If this story sounds out of place in today’s Pakistan, it is because it pre-dates the creation of the country. The incident took place in 1936 when, in British-ruled, un-partitioned India, Hindus were in a majority unlike their numbers in present-day Pakistan. Kori was a resident of what was then the North West Frontier Province and Noor Ali came from the Waziristan tribal agency.
The tribal Muslims, however, did not take the return of the girl lying down. For the next 11 years there was a rebellion against the British, led by a local Pakhtun leader known as the Fakir of Ippi.

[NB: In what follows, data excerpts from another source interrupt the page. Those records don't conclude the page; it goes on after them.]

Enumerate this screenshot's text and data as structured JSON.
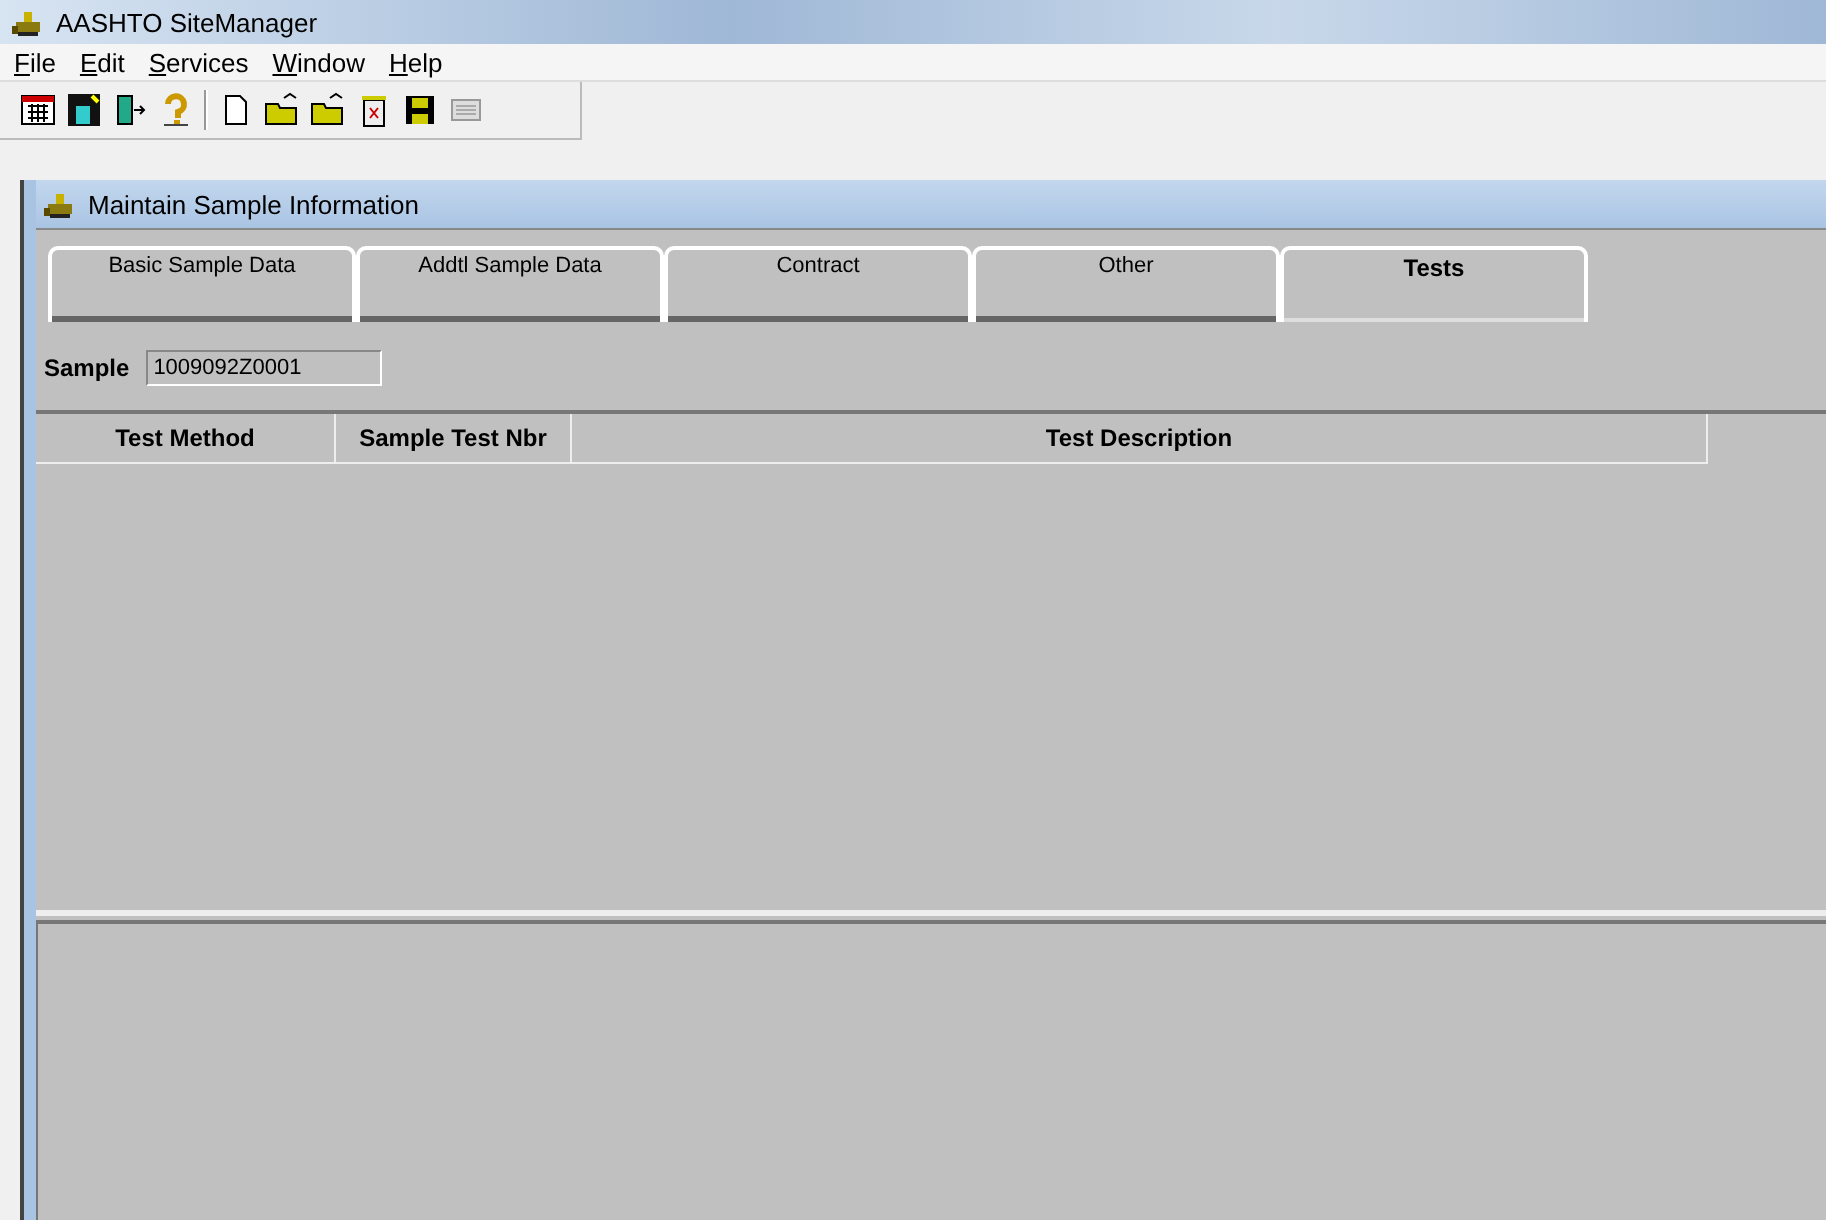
{
  "window": {
    "title": "AASHTO SiteManager"
  },
  "menu": [
    {
      "label": "File"
    },
    {
      "label": "Edit"
    },
    {
      "label": "Services"
    },
    {
      "label": "Window"
    },
    {
      "label": "Help"
    }
  ],
  "toolbar": [
    {
      "kind": "grid"
    },
    {
      "kind": "paint"
    },
    {
      "kind": "exit"
    },
    {
      "kind": "help"
    },
    {
      "kind": "separator"
    },
    {
      "kind": "new"
    },
    {
      "kind": "open"
    },
    {
      "kind": "open"
    },
    {
      "kind": "trash"
    },
    {
      "kind": "save"
    },
    {
      "kind": "disabled"
    }
  ],
  "child_window": {
    "title": "Maintain Sample Information"
  },
  "tabs": [
    {
      "label": "Basic Sample Data",
      "selected": false
    },
    {
      "label": "Addtl Sample Data",
      "selected": false
    },
    {
      "label": "Contract",
      "selected": false
    },
    {
      "label": "Other",
      "selected": false
    },
    {
      "label": "Tests",
      "selected": true
    }
  ],
  "sample": {
    "label": "Sample",
    "value": "1009092Z0001"
  },
  "table": {
    "columns": [
      "Test Method",
      "Sample Test Nbr",
      "Test Description"
    ]
  }
}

The story of Kiran Kumari, who fell in love and eloped with a Muslim boy from a village in the southern part of Rahimyar Khan district earlier this year, is the same as Kori’s — right down to the support that both girls received from the local Muslim population. In Kiran’s case, this support has been led by Mian Abdul Haq alias Mian Mitho, the political and religious leader of the area. The only difference is that it appears that Kiran is not going to make it back to her parents.
On a day in early September, reporters and photographers from different parts of Pakistan come face-to-face with most of the characters in her story at Mitho’s residence, on the outskirts of Daharki town in northern Sindh. As Kiran walks into a room full of journalists, she looks at everyone and smiles charmingly. She doesn’t look a day older than 14, but when she speaks she exudes the confidence of a minor celebrity.
She narrates in detail how she fell in love with Shabbir Ahmed, who told her that she would have to convert to Islam if she wanted to marry him. She then left her home a day before Eidul Fitr to join Ahmed who brought her to Mitho’s house. Once among Muslims, she hastily accepted Islam and the two were married.
Mitho, who represents Ghotki district in the National Assembly, belongs to the ruling Pakistan Peoples Party and is the custodian of a famed Muslim shrine, Bharchundi Sharif, near Daharki. He is known to convert and provide protection to Hindu girls who want to marry Muslim boys. A tall man with greying locks, a flowing white beard and a conical cap — he looks like Santa Claus dressed in white.